Ulcerative Colitis
What is ulcerative colitis?
Ulcerative colitis is an inflammatory disorder that affects the lining of the large bowel (colon and rectum). The inflammation starts in the rectum and extends for a variable distance in a continuous fashion. It may involve just the rectum (proctitis) or the entire colon (pancolitis). It is uncommon and may present at any age often between 20-50. Occasionally, other organs can be involved including the liver (sclerosing cholangitis), eye (iritis) and skin (pyoderma gangrenosum).
Ulcerative colitis is pre-malignant and can lead to colorectal cancer. The risk of colorectal cancer relates to the severity, amount of colon involved and the duration of inflammation.
What are the symptoms of ulcerative colitis?
The main symptoms are of episodic or continuous diarrhoea with blood and mucous. There may be urgency to defecate, abdominal cramps/pain, weight loss and fevers. The symptoms can range from very mild to severe requiring hospital admission. The disease may have a continuous or a relapsing course and may even “burn-out” after many years.
What is the cause of ulcerative colitis?
The exact cause of ulcerative colitis is not known. There is strong evidence that a combination of factors are probably involved including genetic, immunological, environmental and infectious (bacterial). It is likely that an interaction between these factors leads to IBD in a susceptible individual.
How is ulcerative colitis treated?
Initial treatment of ulcerative colitis is medical management using medications such as salazopyrine or related drugs such as mesalazine. Sometimes anti-inflammatory drugs such as prednisolone or hydrocortisome are required to control the initial presentation or a “flare”. Medications may be given intravenously, orally or sometimes as local rectal preperations depending on the severity and disease location.
Immune suppressants such as azothiaprine and sometimes biologics such as TNF-∝ inhibitors may be required. Colonoscopy to assess the disease and screen for pre-cancerous change (dysplasia) is required.
When is surgery necessary?
Surgery is indicated when medical treatment can no longer control the inflammation or in the setting of pre-cancerous or cancerous change. It may also be required in patients who have a life-threatening complication of ulcerative colitis including massive bleeding, perforation or toxic megacolon.
What operation might I need?
The aim of surgery is to remove the entire colon and rectum. This may need to be done in more than 1 operation particularly in the emergency setting. There are then 2 options. The first is a permanent end ileostomy (see stoma). The second is to construct a “new-rectum” using small bowel (“pouch”). This results in a variable number of loose but controlled bowel motions.

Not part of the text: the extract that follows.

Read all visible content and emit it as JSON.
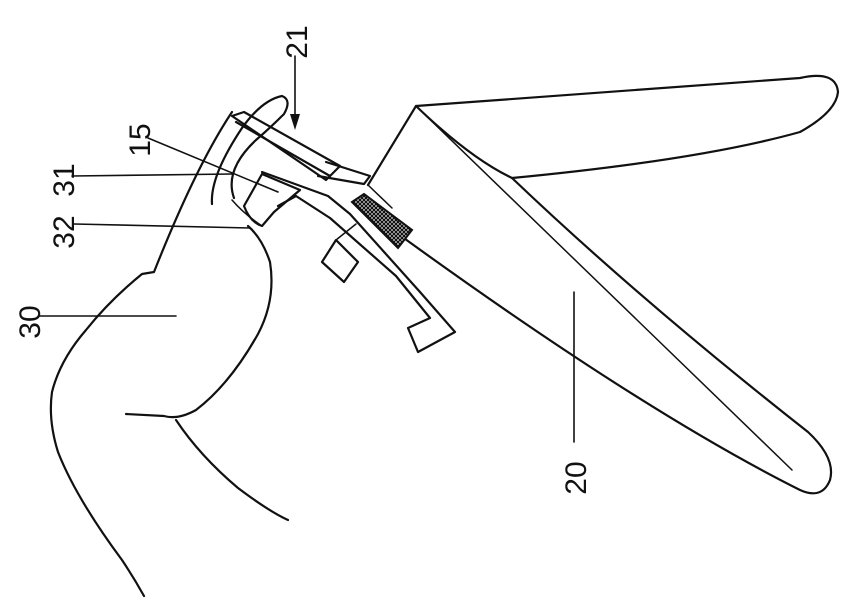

Both of these options all but eliminate the risk of recurrent ulcerative colitis. Patients can develop inflammation in the pouch (pouchitis) which usually responds to antibiotics. In a small number of patients (<20%), the pouch fails to function and needs to be removed, leading to a permanent end ileostomy.
Who should do my surgery?
The decision to operate is always in consultation with both a surgeon and a gastroenterologist. Surgery for ulcerative colitis is challenging and should involve a surgeon who is trained in all aspects of colitis surgery including pouch surgery. In Australia, a colorectal surgeon who has undergone training through the CSSANZ training or alternative international pathway is most appropriate to manage your surgery.

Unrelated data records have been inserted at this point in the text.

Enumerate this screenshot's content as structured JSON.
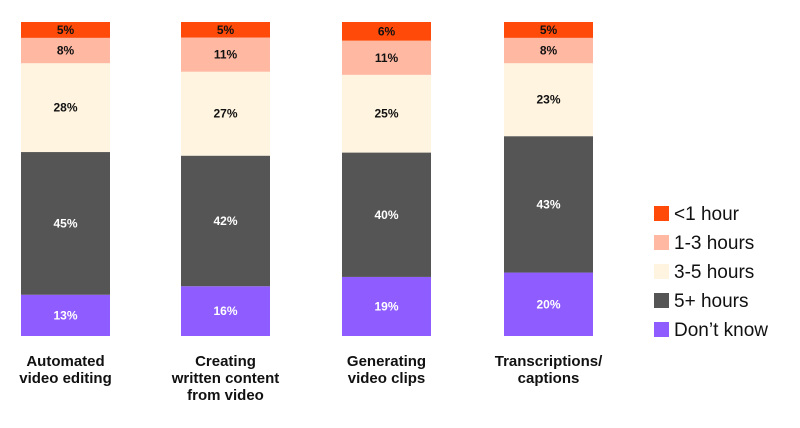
{
  "chart_data": {
    "type": "bar",
    "stacked": true,
    "orientation": "vertical",
    "categories": [
      [
        "Automated",
        "video editing"
      ],
      [
        "Creating",
        "written content",
        "from video"
      ],
      [
        "Generating",
        "video clips"
      ],
      [
        "Transcriptions/",
        "captions"
      ]
    ],
    "series": [
      {
        "name": "Don’t know",
        "color": "#8F5CFF",
        "label_color": "#ffffff",
        "values": [
          13,
          16,
          19,
          20
        ]
      },
      {
        "name": "5+ hours",
        "color": "#555555",
        "label_color": "#ffffff",
        "values": [
          45,
          42,
          40,
          43
        ]
      },
      {
        "name": "3-5 hours",
        "color": "#FFF4DF",
        "label_color": "#111111",
        "values": [
          28,
          27,
          25,
          23
        ]
      },
      {
        "name": "1-3 hours",
        "color": "#FFB9A3",
        "label_color": "#111111",
        "values": [
          8,
          11,
          11,
          8
        ]
      },
      {
        "name": "<1 hour",
        "color": "#FF4A0A",
        "label_color": "#111111",
        "values": [
          5,
          5,
          6,
          5
        ]
      }
    ],
    "legend_order": [
      "<1 hour",
      "1-3 hours",
      "3-5 hours",
      "5+ hours",
      "Don’t know"
    ],
    "value_suffix": "%",
    "legend_position": "right",
    "grid": false,
    "axes_visible": false
  }
}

What is a colorectal surgeon?
A colorectal surgeon is an expert in the surgical and non-surgical treatment of colon and rectal conditions. In Australia, a colorectal surgeon has completed general surgical training to be a specialist general surgeon (FRACS). A minimum of 2 years of clinical post-fellowship training is then undertaken in high volume accredited institutions through the Colorectal Surgical Society of Australia and New Zealand (CSSANZ). There is also a research requirement and a written examination on colon and rectal conditions. An equivalent domestic or international experience may qualify a surgeon for CSSANZ accreditation.